Bagiku, kamu telah membuat dunia dimana hanya berisi kita berdua. Maka aku akan memberimu kunci, lalu menikmati saat-saat dimana kita tinggal di dunia yang kita ciptakan sendiri.

Aku bahkan masih tak percaya bahwa ini bukanlah mimpi. Aku jatuh cinta dalam fiksi—dalam sebuah fantasi, dan hidup bukanlah fiksi. Iya, itu adalah diriku. Sangat mencerminkan diriku. Semua hanya terjadi dalam bayanganku.

Aku masih ingat sepuluh tahun lalu ketika kita pergi berdua ke suatu pesta bersama teman-temanmu dari SMA, bergandengan tangan tetapi hanya untuk sebuah pertunjukkan, untuk dipertontonkan, agar dirimu tidak menjadi bulan-bulanan karena belum memiliki gandengan setelah putus terakhir kali dengan mantan pacarmu. Karena sesungguhnya dari tujuh hari dalam seminggu, kita bahkan jarang bicara. Kita jarang bertemu. Kita jarang bersinggungan. Tetapi mereka tidak tahu, mereka tidak boleh tahu.

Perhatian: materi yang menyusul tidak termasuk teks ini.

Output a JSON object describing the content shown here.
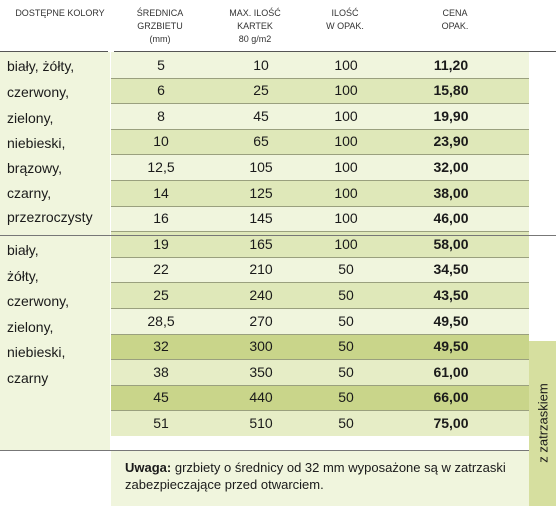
{
  "header": {
    "colors": "DOSTĘPNE KOLORY",
    "diameter_l1": "ŚREDNICA",
    "diameter_l2": "GRZBIETU",
    "diameter_l3": "(mm)",
    "max_l1": "MAX. ILOŚĆ",
    "max_l2": "KARTEK",
    "max_l3": "80 g/m2",
    "qty_l1": "ILOŚĆ",
    "qty_l2": "W OPAK.",
    "price_l1": "CENA",
    "price_l2": "OPAK."
  },
  "groups": [
    {
      "lines": [
        "biały, żółty,",
        "czerwony,",
        "zielony,",
        "niebieski,",
        "brązowy,",
        "czarny,",
        "przezroczysty"
      ]
    },
    {
      "lines": [
        "biały,",
        "żółty,",
        "czerwony,",
        "zielony,",
        "niebieski,",
        "czarny"
      ]
    }
  ],
  "rows": [
    {
      "diameter": "5",
      "max_sheets": "10",
      "qty": "100",
      "price": "11,20",
      "tone": "light",
      "clasp": false
    },
    {
      "diameter": "6",
      "max_sheets": "25",
      "qty": "100",
      "price": "15,80",
      "tone": "mid",
      "clasp": false
    },
    {
      "diameter": "8",
      "max_sheets": "45",
      "qty": "100",
      "price": "19,90",
      "tone": "light",
      "clasp": false
    },
    {
      "diameter": "10",
      "max_sheets": "65",
      "qty": "100",
      "price": "23,90",
      "tone": "mid",
      "clasp": false
    },
    {
      "diameter": "12,5",
      "max_sheets": "105",
      "qty": "100",
      "price": "32,00",
      "tone": "light",
      "clasp": false
    },
    {
      "diameter": "14",
      "max_sheets": "125",
      "qty": "100",
      "price": "38,00",
      "tone": "mid",
      "clasp": false
    },
    {
      "diameter": "16",
      "max_sheets": "145",
      "qty": "100",
      "price": "46,00",
      "tone": "light",
      "clasp": false
    },
    {
      "diameter": "19",
      "max_sheets": "165",
      "qty": "100",
      "price": "58,00",
      "tone": "mid",
      "clasp": false
    },
    {
      "diameter": "22",
      "max_sheets": "210",
      "qty": "50",
      "price": "34,50",
      "tone": "light",
      "clasp": false
    },
    {
      "diameter": "25",
      "max_sheets": "240",
      "qty": "50",
      "price": "43,50",
      "tone": "mid",
      "clasp": false
    },
    {
      "diameter": "28,5",
      "max_sheets": "270",
      "qty": "50",
      "price": "49,50",
      "tone": "light",
      "clasp": false
    },
    {
      "diameter": "32",
      "max_sheets": "300",
      "qty": "50",
      "price": "49,50",
      "tone": "mid",
      "clasp": true
    },
    {
      "diameter": "38",
      "max_sheets": "350",
      "qty": "50",
      "price": "61,00",
      "tone": "light",
      "clasp": true
    },
    {
      "diameter": "45",
      "max_sheets": "440",
      "qty": "50",
      "price": "66,00",
      "tone": "mid",
      "clasp": true
    },
    {
      "diameter": "51",
      "max_sheets": "510",
      "qty": "50",
      "price": "75,00",
      "tone": "light",
      "clasp": true
    }
  ],
  "palette": {
    "light": "#f0f5dd",
    "mid": "#dfe8b9",
    "clasp_light": "#e6edc6",
    "clasp_mid": "#c9d58a"
  },
  "side_label": "z zatrzaskiem",
  "note": {
    "label": "Uwaga:",
    "text": " grzbiety o średnicy od 32 mm wyposażone są w zatrzaski zabezpieczające przed otwarciem."
  }
}
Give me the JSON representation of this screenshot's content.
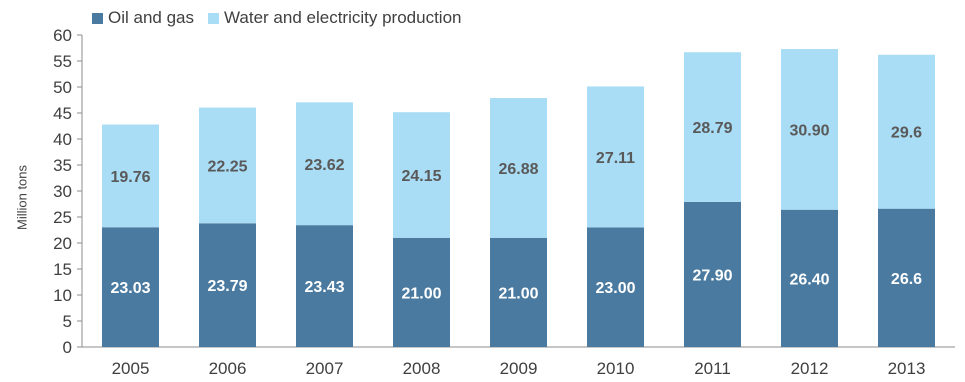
{
  "chart_data": {
    "type": "bar",
    "stacked": true,
    "categories": [
      "2005",
      "2006",
      "2007",
      "2008",
      "2009",
      "2010",
      "2011",
      "2012",
      "2013"
    ],
    "series": [
      {
        "name": "Oil and gas",
        "color": "#4a7aa0",
        "values": [
          23.03,
          23.79,
          23.43,
          21.0,
          21.0,
          23.0,
          27.9,
          26.4,
          26.6
        ],
        "labels": [
          "23.03",
          "23.79",
          "23.43",
          "21.00",
          "21.00",
          "23.00",
          "27.90",
          "26.40",
          "26.6"
        ]
      },
      {
        "name": "Water and electricity production",
        "color": "#a9dcf5",
        "values": [
          19.76,
          22.25,
          23.62,
          24.15,
          26.88,
          27.11,
          28.79,
          30.9,
          29.6
        ],
        "labels": [
          "19.76",
          "22.25",
          "23.62",
          "24.15",
          "26.88",
          "27.11",
          "28.79",
          "30.90",
          "29.6"
        ]
      }
    ],
    "ylabel": "Million tons",
    "ylim": [
      0,
      60
    ],
    "yticks": [
      "0",
      "5",
      "10",
      "15",
      "20",
      "25",
      "30",
      "35",
      "40",
      "45",
      "50",
      "55",
      "60"
    ],
    "grid": false,
    "legend_position": "top-left"
  }
}
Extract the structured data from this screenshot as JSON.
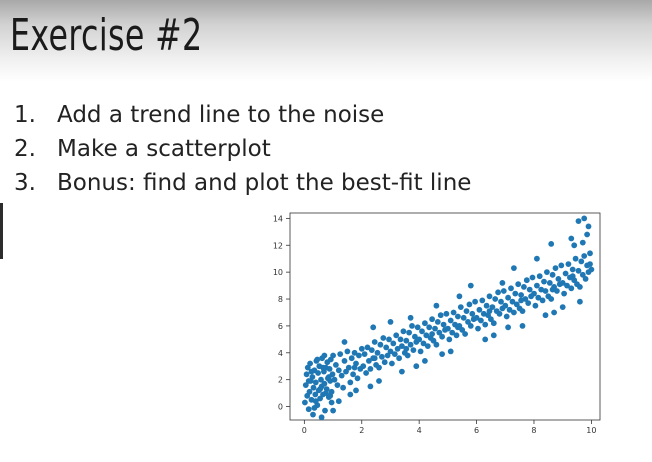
{
  "slide": {
    "title": "Exercise #2",
    "tasks": [
      {
        "number": "1.",
        "text": "Add a trend line to the noise"
      },
      {
        "number": "2.",
        "text": "Make a scatterplot"
      },
      {
        "number": "3.",
        "text": "Bonus: find and plot the best-fit line"
      }
    ]
  },
  "colors": {
    "point": "#1f77b4",
    "axis": "#333333"
  },
  "chart_data": {
    "type": "scatter",
    "title": "",
    "xlabel": "",
    "ylabel": "",
    "xlim": [
      -0.5,
      10.3
    ],
    "ylim": [
      -1,
      14.4
    ],
    "x_ticks": [
      0,
      2,
      4,
      6,
      8,
      10
    ],
    "y_ticks": [
      0,
      2,
      4,
      6,
      8,
      10,
      12,
      14
    ],
    "grid": false,
    "legend": "none",
    "series": [
      {
        "points": [
          [
            0.02,
            0.3
          ],
          [
            0.05,
            1.6
          ],
          [
            0.08,
            2.4
          ],
          [
            0.1,
            0.8
          ],
          [
            0.12,
            2.9
          ],
          [
            0.15,
            -0.2
          ],
          [
            0.18,
            1.1
          ],
          [
            0.2,
            3.2
          ],
          [
            0.22,
            1.9
          ],
          [
            0.25,
            0.5
          ],
          [
            0.28,
            2.2
          ],
          [
            0.3,
            -0.6
          ],
          [
            0.32,
            1.4
          ],
          [
            0.35,
            2.7
          ],
          [
            0.38,
            0.9
          ],
          [
            0.4,
            1.8
          ],
          [
            0.42,
            3.4
          ],
          [
            0.45,
            0.1
          ],
          [
            0.48,
            2.5
          ],
          [
            0.5,
            1.2
          ],
          [
            0.52,
            3.0
          ],
          [
            0.55,
            0.6
          ],
          [
            0.58,
            2.0
          ],
          [
            0.6,
            1.5
          ],
          [
            0.62,
            3.6
          ],
          [
            0.65,
            0.9
          ],
          [
            0.68,
            2.6
          ],
          [
            0.7,
            1.7
          ],
          [
            0.72,
            -0.3
          ],
          [
            0.75,
            2.9
          ],
          [
            0.78,
            1.3
          ],
          [
            0.8,
            3.3
          ],
          [
            0.82,
            2.1
          ],
          [
            0.85,
            0.7
          ],
          [
            0.88,
            2.8
          ],
          [
            0.9,
            1.9
          ],
          [
            0.92,
            3.5
          ],
          [
            0.95,
            1.1
          ],
          [
            0.98,
            2.4
          ],
          [
            1.0,
            3.8
          ],
          [
            1.05,
            2.0
          ],
          [
            1.1,
            3.1
          ],
          [
            1.15,
            1.6
          ],
          [
            1.2,
            2.7
          ],
          [
            1.25,
            3.9
          ],
          [
            1.3,
            2.3
          ],
          [
            1.35,
            1.4
          ],
          [
            1.4,
            3.4
          ],
          [
            1.45,
            2.6
          ],
          [
            1.5,
            4.1
          ],
          [
            1.55,
            2.9
          ],
          [
            1.6,
            1.8
          ],
          [
            1.65,
            3.6
          ],
          [
            1.7,
            2.4
          ],
          [
            1.75,
            4.0
          ],
          [
            1.8,
            3.2
          ],
          [
            1.85,
            2.1
          ],
          [
            1.9,
            3.8
          ],
          [
            1.95,
            2.8
          ],
          [
            2.0,
            4.3
          ],
          [
            2.05,
            3.0
          ],
          [
            2.1,
            3.9
          ],
          [
            2.15,
            2.5
          ],
          [
            2.2,
            4.4
          ],
          [
            2.25,
            3.4
          ],
          [
            2.3,
            2.8
          ],
          [
            2.35,
            4.2
          ],
          [
            2.4,
            3.6
          ],
          [
            2.45,
            4.8
          ],
          [
            2.5,
            3.1
          ],
          [
            2.55,
            4.0
          ],
          [
            2.6,
            2.9
          ],
          [
            2.65,
            4.6
          ],
          [
            2.7,
            3.7
          ],
          [
            2.75,
            5.1
          ],
          [
            2.8,
            3.3
          ],
          [
            2.85,
            4.4
          ],
          [
            2.9,
            3.8
          ],
          [
            2.95,
            5.0
          ],
          [
            3.0,
            4.1
          ],
          [
            3.05,
            3.2
          ],
          [
            3.1,
            4.7
          ],
          [
            3.15,
            3.9
          ],
          [
            3.2,
            5.3
          ],
          [
            3.25,
            4.3
          ],
          [
            3.3,
            3.6
          ],
          [
            3.35,
            5.0
          ],
          [
            3.4,
            4.5
          ],
          [
            3.45,
            5.6
          ],
          [
            3.5,
            4.0
          ],
          [
            3.55,
            4.9
          ],
          [
            3.6,
            3.8
          ],
          [
            3.65,
            5.5
          ],
          [
            3.7,
            4.6
          ],
          [
            3.75,
            6.0
          ],
          [
            3.8,
            4.2
          ],
          [
            3.85,
            5.2
          ],
          [
            3.9,
            4.8
          ],
          [
            3.95,
            5.9
          ],
          [
            4.0,
            5.0
          ],
          [
            4.05,
            4.1
          ],
          [
            4.1,
            5.6
          ],
          [
            4.15,
            4.7
          ],
          [
            4.2,
            6.2
          ],
          [
            4.25,
            5.3
          ],
          [
            4.3,
            4.5
          ],
          [
            4.35,
            5.9
          ],
          [
            4.4,
            5.1
          ],
          [
            4.45,
            6.5
          ],
          [
            4.5,
            4.9
          ],
          [
            4.55,
            5.8
          ],
          [
            4.6,
            4.6
          ],
          [
            4.65,
            6.3
          ],
          [
            4.7,
            5.5
          ],
          [
            4.75,
            6.8
          ],
          [
            4.8,
            5.2
          ],
          [
            4.85,
            6.1
          ],
          [
            4.9,
            5.7
          ],
          [
            4.95,
            6.9
          ],
          [
            5.0,
            5.8
          ],
          [
            5.05,
            5.0
          ],
          [
            5.1,
            6.4
          ],
          [
            5.15,
            5.5
          ],
          [
            5.2,
            7.0
          ],
          [
            5.25,
            6.1
          ],
          [
            5.3,
            5.3
          ],
          [
            5.35,
            6.7
          ],
          [
            5.4,
            6.0
          ],
          [
            5.45,
            7.4
          ],
          [
            5.5,
            5.7
          ],
          [
            5.55,
            6.6
          ],
          [
            5.6,
            5.4
          ],
          [
            5.65,
            7.1
          ],
          [
            5.7,
            6.3
          ],
          [
            5.75,
            7.6
          ],
          [
            5.8,
            6.0
          ],
          [
            5.85,
            6.9
          ],
          [
            5.9,
            6.5
          ],
          [
            5.95,
            7.8
          ],
          [
            6.0,
            6.6
          ],
          [
            6.05,
            5.8
          ],
          [
            6.1,
            7.2
          ],
          [
            6.15,
            6.4
          ],
          [
            6.2,
            7.9
          ],
          [
            6.25,
            6.9
          ],
          [
            6.3,
            6.1
          ],
          [
            6.35,
            7.5
          ],
          [
            6.4,
            6.8
          ],
          [
            6.45,
            8.2
          ],
          [
            6.5,
            6.5
          ],
          [
            6.55,
            7.4
          ],
          [
            6.6,
            6.2
          ],
          [
            6.65,
            8.0
          ],
          [
            6.7,
            7.1
          ],
          [
            6.75,
            8.5
          ],
          [
            6.8,
            6.9
          ],
          [
            6.85,
            7.8
          ],
          [
            6.9,
            7.3
          ],
          [
            6.95,
            8.6
          ],
          [
            7.0,
            7.5
          ],
          [
            7.05,
            6.7
          ],
          [
            7.1,
            8.1
          ],
          [
            7.15,
            7.2
          ],
          [
            7.2,
            8.8
          ],
          [
            7.25,
            7.8
          ],
          [
            7.3,
            7.0
          ],
          [
            7.35,
            8.4
          ],
          [
            7.4,
            7.6
          ],
          [
            7.45,
            9.1
          ],
          [
            7.5,
            7.3
          ],
          [
            7.55,
            8.3
          ],
          [
            7.6,
            7.1
          ],
          [
            7.65,
            8.9
          ],
          [
            7.7,
            8.0
          ],
          [
            7.75,
            9.4
          ],
          [
            7.8,
            7.7
          ],
          [
            7.85,
            8.7
          ],
          [
            7.9,
            8.2
          ],
          [
            7.95,
            9.6
          ],
          [
            8.0,
            8.4
          ],
          [
            8.05,
            7.5
          ],
          [
            8.1,
            9.0
          ],
          [
            8.15,
            8.1
          ],
          [
            8.2,
            9.7
          ],
          [
            8.25,
            8.7
          ],
          [
            8.3,
            7.9
          ],
          [
            8.35,
            9.3
          ],
          [
            8.4,
            8.6
          ],
          [
            8.45,
            10.0
          ],
          [
            8.5,
            8.2
          ],
          [
            8.55,
            9.2
          ],
          [
            8.6,
            8.0
          ],
          [
            8.65,
            9.8
          ],
          [
            8.7,
            8.9
          ],
          [
            8.75,
            10.3
          ],
          [
            8.8,
            8.6
          ],
          [
            8.85,
            9.5
          ],
          [
            8.9,
            9.1
          ],
          [
            8.95,
            10.5
          ],
          [
            9.0,
            9.2
          ],
          [
            9.05,
            8.4
          ],
          [
            9.1,
            9.9
          ],
          [
            9.15,
            9.0
          ],
          [
            9.2,
            10.6
          ],
          [
            9.25,
            9.6
          ],
          [
            9.3,
            8.8
          ],
          [
            9.35,
            10.2
          ],
          [
            9.4,
            9.4
          ],
          [
            9.45,
            11.0
          ],
          [
            9.5,
            9.1
          ],
          [
            9.55,
            10.1
          ],
          [
            9.6,
            8.9
          ],
          [
            9.65,
            10.8
          ],
          [
            9.7,
            9.8
          ],
          [
            9.75,
            11.2
          ],
          [
            9.8,
            9.5
          ],
          [
            9.85,
            10.5
          ],
          [
            9.9,
            10.0
          ],
          [
            9.95,
            11.4
          ],
          [
            10.0,
            10.2
          ],
          [
            0.6,
            -0.8
          ],
          [
            1.2,
            0.4
          ],
          [
            1.8,
            1.2
          ],
          [
            2.6,
            1.9
          ],
          [
            3.4,
            2.6
          ],
          [
            4.2,
            3.4
          ],
          [
            5.1,
            4.1
          ],
          [
            6.3,
            5.0
          ],
          [
            7.6,
            6.0
          ],
          [
            8.7,
            7.0
          ],
          [
            9.6,
            7.8
          ],
          [
            9.4,
            12.0
          ],
          [
            9.7,
            12.2
          ],
          [
            9.85,
            12.8
          ],
          [
            9.55,
            13.8
          ],
          [
            9.75,
            14.0
          ],
          [
            9.9,
            13.4
          ],
          [
            8.6,
            12.1
          ],
          [
            7.3,
            10.3
          ],
          [
            5.8,
            9.0
          ],
          [
            4.6,
            7.5
          ],
          [
            3.7,
            6.6
          ],
          [
            2.4,
            5.9
          ],
          [
            1.4,
            4.8
          ],
          [
            0.7,
            3.8
          ],
          [
            6.9,
            9.2
          ],
          [
            8.1,
            11.0
          ],
          [
            9.3,
            12.5
          ],
          [
            5.4,
            8.2
          ],
          [
            3.0,
            6.3
          ],
          [
            1.6,
            0.9
          ],
          [
            2.3,
            1.5
          ],
          [
            3.9,
            3.0
          ],
          [
            4.8,
            3.9
          ],
          [
            6.6,
            5.3
          ],
          [
            7.1,
            5.9
          ],
          [
            8.4,
            6.8
          ],
          [
            9.0,
            7.4
          ],
          [
            0.35,
            -0.1
          ],
          [
            0.95,
            0.3
          ],
          [
            0.15,
            1.9
          ],
          [
            0.45,
            3.5
          ],
          [
            0.75,
            1.0
          ],
          [
            1.0,
            -0.3
          ],
          [
            0.25,
            2.6
          ],
          [
            0.55,
            1.3
          ],
          [
            0.85,
            2.2
          ],
          [
            0.4,
            0.4
          ],
          [
            0.65,
            2.9
          ],
          [
            0.9,
            0.8
          ],
          [
            4.45,
            5.4
          ],
          [
            5.35,
            5.9
          ],
          [
            6.45,
            7.1
          ],
          [
            7.55,
            7.9
          ],
          [
            8.65,
            8.7
          ],
          [
            9.35,
            9.7
          ],
          [
            3.55,
            4.3
          ],
          [
            2.45,
            3.6
          ],
          [
            1.75,
            2.9
          ],
          [
            9.95,
            10.6
          ]
        ]
      }
    ]
  }
}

Aku ingat delapan tahun lalu, ketika sedang menepikan mobil di Taco Bell, menunggu kakakku memesan makan malam sementara aku memandangi ruang obrolan kita, berteriak dalam kepala batuku ini, berkata dalam hati, 'Bagaimana bisa kamu masih mencintai mantan pacarmu yang menyelingkuhimu itu? Andai kepalamu bisa kuganti dengan labu, maka sudah kuganti kepala kerasmu itu sejak lama'. Tetapi aku juga tak bisa berkomentar apa-apa karena aku sadar aku sama keras kepalanya sepertimu.

Kamu selalu berkata bahwa kalian telah berakhir, tetapi kenapa ia masih meneleponmu pukul tiga dan empat pagi? Itu cara yang lucu untuk tetap berteman.

Di kepalaku, kita berdansa dalam gelap, mendengar lantunan waltz menenangkan pikiran dan memanjakan telinga. Dengan tanganmu di pinggangku, tanganku di bahumu, berdiri begitu dekat dan menggerakkan kaki dengan seragam. Aku tidak sengaja menginjak kakimu lalu kamu mengaduh dan kita berdua tertawa.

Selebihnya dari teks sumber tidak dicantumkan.